Bronchioloalveolar carcinoma and well-differentiated adenocarcinoma commonly appear as a solitary pulmonary nodule that is associated with ground-glass opacity. The area of ground-glass opacity reflects the histopathologically, that is, a unique lepidic growth pattern in which the tumor spreads into the distal air spaces by using the alveolar septa as a stroma (14). Pulmonary nodules with ground-glass opacity halos can also be frequently seen in patients with simple pulmonary eosinophilia; a halo of ground glass opacity results from pulmonary infiltrations of eosinophils and other inflammatory cells (8, 9, 11, 20). These two different conditions can show similar findings on both CT and FDG PET.
Nomori et al. showed that FDG PET had false positive or false negative findings more frequently for the ground-glass opacity nodules than for the solid ones (15). In their study, nine of 10 well-defined adenocarcinomas with ground-glass opacity halos were negative on FDG PET. However, four of five active inflammatory nodules with ground-glass opacity halos were positive on FDG PET. These false negative and positive results are due to the low glucose metabolism of well-differentiated adenocarcinoma and the high glucose metabolism of nodules with active inflammation, respectively (16-18). These results suggest that the FDG PET results should be interpreted in combination with the CT findings when differentiating benign from malignant pulmonary nodules with ground-glass opacity.

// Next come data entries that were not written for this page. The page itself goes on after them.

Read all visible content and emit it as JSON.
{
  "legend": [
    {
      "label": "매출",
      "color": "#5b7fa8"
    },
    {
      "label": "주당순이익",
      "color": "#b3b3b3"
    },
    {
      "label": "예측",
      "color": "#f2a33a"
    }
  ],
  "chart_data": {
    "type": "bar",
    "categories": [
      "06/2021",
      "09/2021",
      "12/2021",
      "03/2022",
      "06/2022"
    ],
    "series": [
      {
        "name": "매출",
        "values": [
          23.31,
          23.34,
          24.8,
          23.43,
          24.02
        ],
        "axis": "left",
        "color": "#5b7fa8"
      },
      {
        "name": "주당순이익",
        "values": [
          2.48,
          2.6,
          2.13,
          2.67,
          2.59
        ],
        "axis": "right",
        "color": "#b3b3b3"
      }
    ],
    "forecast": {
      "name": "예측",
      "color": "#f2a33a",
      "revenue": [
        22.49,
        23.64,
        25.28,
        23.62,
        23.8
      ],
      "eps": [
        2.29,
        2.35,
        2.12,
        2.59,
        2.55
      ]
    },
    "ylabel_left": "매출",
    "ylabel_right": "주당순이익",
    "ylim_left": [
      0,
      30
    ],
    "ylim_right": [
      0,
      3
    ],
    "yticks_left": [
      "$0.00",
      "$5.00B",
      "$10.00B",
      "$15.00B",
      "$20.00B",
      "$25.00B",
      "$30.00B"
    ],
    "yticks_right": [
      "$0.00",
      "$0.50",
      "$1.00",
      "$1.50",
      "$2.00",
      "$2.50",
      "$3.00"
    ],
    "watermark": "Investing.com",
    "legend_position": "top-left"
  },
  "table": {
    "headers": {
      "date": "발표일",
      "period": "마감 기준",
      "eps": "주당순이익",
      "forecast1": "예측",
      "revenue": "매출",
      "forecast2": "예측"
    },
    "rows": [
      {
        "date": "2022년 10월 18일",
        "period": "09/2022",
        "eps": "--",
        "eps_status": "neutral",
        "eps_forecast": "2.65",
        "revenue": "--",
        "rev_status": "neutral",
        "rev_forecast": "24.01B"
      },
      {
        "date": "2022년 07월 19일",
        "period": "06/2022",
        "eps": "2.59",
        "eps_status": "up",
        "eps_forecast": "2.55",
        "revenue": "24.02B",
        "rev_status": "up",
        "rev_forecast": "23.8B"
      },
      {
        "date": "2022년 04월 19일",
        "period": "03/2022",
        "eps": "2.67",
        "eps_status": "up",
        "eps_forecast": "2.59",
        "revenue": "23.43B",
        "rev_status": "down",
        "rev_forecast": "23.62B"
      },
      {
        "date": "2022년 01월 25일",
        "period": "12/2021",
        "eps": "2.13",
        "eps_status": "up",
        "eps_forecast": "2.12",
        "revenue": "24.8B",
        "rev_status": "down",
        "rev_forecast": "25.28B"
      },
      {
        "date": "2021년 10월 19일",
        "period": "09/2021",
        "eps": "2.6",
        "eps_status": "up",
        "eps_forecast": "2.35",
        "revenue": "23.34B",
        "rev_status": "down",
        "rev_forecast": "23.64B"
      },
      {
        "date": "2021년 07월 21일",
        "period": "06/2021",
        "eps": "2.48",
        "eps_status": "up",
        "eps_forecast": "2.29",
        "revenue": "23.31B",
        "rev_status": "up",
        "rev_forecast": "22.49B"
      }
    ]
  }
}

Multiple nodules, which are common in simple pulmonary eosinophilia, also lead to a diagnostic dilemma when differentiating them from metastasis. In our study, all four patients with malignancy had multiple pulmonary nodules that mimicked metastasis. The two nodules in a patient with rectal cancer showed high SUVs of 5.3 and 3.0, respectively, and this strongly suggests the possibility of metastasis (Fig. 1). Our results suggest that positive FDG PET results should be interpreted with caution when differentiating benign from malignant nodules, and especially in those patients with an underlying malignancy. CT findings such as ground-glass opacity halo around the nodule or peripheral eosinophilia may be helpful in differentiating metastasis from simple pulmonary eosinophilia.
It is well known that inflammatory cells have a high glucose metabolism when they are activated via infection or inflammation (19). Pathologically, eosinophils and histiocytes accumulate in the alveolar spaces and walls in simple pulmonary eosinophilia (20). It may be considered that the eosinophils and histiocytes in inflammatory tissue use glucose as an energy source for chemotaxis and phagocytosis.
Our study had several limitations. First, we included only a small number of patients. Second, because our study is a retrospective study, we could not suggest the incidence of FDG uptake of simple pulmonary eosinophilia in both cancer patients and healthy subjects. Another limitation is the lack of any pathologic correlation in our patients. However, because of its benign and transient nature, the diagnosis of simple pulmonary eosinophilia in daily clinical practice is exclusively based on the clinical course and imaging studies.
In conclusion, simple pulmonary eosinophilia commonly causes an increase in FDG uptake. Therefore, correlation of the PET findings with the CT findings or with the peripheral eosinophil counts may help physicians to arrive at the correct diagnosis of simple pulmonary eosinophilia.